Which is why I find the NYT piece so frustrating, because it’s got the Doylists and the Watsonians all mixed together as though they’re talking about the same thing. Many of the academics are Doylistically describing the types of societal structures we need to corral corporate power and ensure that capitalism benefits everyone. Meanwhile, Starbucks’s Howard Schultz, Home Depot’s Ken Langone, J&J’s Alex Gorsky, and BlackRock’s Larry Fink, among others, take the Watsonian view, which is to say, they argue what all businesspeople argue: CEOs should run the company with a view toward serving shareholders because you cannot serve shareholders without serving the rest of society. From Watson’s perspective, if the CEO is focused on maximizing profits, s/he will make good products that consumers want to buy, and create good jobs that attract high-quality employees, which satisfies Doyle’s desire for a better society overall.

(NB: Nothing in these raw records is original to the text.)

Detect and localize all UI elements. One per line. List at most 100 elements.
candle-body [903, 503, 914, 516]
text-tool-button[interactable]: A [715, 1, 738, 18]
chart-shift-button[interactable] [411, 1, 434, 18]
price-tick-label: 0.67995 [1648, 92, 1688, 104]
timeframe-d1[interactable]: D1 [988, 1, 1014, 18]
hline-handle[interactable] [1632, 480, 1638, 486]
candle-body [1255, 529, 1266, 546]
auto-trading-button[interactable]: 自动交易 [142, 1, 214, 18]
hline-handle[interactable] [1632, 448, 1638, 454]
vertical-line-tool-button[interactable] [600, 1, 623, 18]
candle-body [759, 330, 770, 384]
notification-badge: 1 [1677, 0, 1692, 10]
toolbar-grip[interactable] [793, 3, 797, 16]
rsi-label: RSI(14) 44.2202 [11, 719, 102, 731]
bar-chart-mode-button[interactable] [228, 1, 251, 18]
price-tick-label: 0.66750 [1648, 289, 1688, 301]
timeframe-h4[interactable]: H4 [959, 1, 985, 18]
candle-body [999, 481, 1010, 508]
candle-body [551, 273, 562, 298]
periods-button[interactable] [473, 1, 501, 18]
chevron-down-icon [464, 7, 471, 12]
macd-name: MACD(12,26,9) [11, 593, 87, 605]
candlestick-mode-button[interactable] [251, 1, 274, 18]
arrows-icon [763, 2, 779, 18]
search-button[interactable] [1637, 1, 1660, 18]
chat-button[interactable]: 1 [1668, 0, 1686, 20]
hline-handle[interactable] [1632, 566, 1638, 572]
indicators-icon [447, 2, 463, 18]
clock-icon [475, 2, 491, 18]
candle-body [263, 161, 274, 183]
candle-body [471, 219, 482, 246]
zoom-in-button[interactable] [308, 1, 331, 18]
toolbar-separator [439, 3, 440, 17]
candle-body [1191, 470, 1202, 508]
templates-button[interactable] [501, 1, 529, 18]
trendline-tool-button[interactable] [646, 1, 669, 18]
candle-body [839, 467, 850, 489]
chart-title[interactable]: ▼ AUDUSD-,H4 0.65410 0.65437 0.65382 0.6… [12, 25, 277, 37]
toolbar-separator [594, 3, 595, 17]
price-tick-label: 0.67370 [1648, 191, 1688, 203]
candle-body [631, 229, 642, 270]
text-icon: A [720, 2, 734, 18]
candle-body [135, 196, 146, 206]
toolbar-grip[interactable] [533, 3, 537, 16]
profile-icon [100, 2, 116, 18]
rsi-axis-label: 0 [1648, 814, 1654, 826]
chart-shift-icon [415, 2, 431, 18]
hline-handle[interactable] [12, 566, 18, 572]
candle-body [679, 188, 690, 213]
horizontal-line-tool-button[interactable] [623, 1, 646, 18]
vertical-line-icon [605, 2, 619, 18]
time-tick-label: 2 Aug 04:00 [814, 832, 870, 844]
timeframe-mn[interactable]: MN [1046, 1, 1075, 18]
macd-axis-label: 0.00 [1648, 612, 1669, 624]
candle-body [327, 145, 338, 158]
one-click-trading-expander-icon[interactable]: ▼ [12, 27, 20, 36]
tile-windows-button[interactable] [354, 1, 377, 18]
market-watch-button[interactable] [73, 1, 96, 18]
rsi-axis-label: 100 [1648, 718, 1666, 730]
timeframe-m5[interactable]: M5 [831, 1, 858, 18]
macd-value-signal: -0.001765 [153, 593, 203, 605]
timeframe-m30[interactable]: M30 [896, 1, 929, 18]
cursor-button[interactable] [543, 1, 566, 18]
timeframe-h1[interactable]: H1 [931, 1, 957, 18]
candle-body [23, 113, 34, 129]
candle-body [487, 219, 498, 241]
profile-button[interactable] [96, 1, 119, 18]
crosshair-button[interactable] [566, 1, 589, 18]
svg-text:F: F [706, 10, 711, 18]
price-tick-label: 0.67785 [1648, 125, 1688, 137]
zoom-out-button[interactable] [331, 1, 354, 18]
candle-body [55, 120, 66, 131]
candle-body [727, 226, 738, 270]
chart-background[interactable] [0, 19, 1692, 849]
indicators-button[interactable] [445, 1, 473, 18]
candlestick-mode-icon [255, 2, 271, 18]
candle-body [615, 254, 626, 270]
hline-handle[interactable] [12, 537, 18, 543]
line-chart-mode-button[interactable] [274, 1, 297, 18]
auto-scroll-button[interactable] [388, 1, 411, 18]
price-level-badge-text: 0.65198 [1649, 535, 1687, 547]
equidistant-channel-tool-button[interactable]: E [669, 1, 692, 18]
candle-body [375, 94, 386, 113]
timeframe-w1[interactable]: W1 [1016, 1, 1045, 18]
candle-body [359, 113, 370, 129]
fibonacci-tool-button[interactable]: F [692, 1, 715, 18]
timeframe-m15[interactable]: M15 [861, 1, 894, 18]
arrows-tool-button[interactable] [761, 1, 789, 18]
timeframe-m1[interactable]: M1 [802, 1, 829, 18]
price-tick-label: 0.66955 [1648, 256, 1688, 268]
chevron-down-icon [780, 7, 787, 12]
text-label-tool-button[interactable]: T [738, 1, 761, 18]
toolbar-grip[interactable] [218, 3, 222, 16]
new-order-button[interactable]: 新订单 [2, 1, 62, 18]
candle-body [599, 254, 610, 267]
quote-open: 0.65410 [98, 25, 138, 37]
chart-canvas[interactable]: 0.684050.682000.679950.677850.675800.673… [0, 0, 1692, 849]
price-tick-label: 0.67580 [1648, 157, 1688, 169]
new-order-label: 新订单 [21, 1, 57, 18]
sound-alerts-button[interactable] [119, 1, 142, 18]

But by focusing on the Watsionian viewpoint and eliding the Doylist challenge of the academics, these businesspeople avoid any test of the very specific factual claim that undergirds their argument: that the interests of shareholders and the interests of other stakeholders are aligned. And in order for that to be true – that shareholders cannot profit unless the rest of society benefits – nonshareholder constituencies must be sufficiently powerful Doylistically to extract a price for corporate malfeasance. They must have, in Galbraith’s words, countervailing power, from labor unions, a strong regulatory system, consumer advocacy groups, and so forth.
That line of thinking yields two possibilities: We can maximize the benefits provided by corporations, and minimize their harms, by strengthening these countervailing institutions, or we can do it by weakening corporations. The latter, for example, was long the goal of antitrust law, and it’s why there’s so much advocacy around limiting corporate political donations.
Which brings me to Jens Dammann and Horst Eidenmueller, who have written a pair of papers that arguing that co-determination (whereby employees, as well as shareholders, get to vote for corporate directors) may not strengthen corporate functioning but instead weaken it, by creating a type of separation of powers within the corporate form, and that itself may be net beneficial to society. I made a similar point in Beyond Internal and External, where I argued that the regulatory system shapes shareholders to have divergent preferences in a manner akin to the separation of powers. The separation of powers has two Watsonian functions. The first is that it encourages a variety of incentives and goals among corporate managers, which encourages a broader perspective in corporate decisionmaking. The second is that it impedes any kind of corporate action in the first place, by making it more difficult for corporations to reach a consensus. In that vein, certain kinds of corporate governance reforms – elimination of dual-class stock, separating chair and CEO roles, and so forth – seem less about ensuring good (profit-maximizing) governance than creating friction in governance, because by impeding the corporation’s ability to act, we necessarily strengthen other constituencies.
Okay, yeah, so just imagine I have a pithy conclusion here. Whatever, it’s a blog post.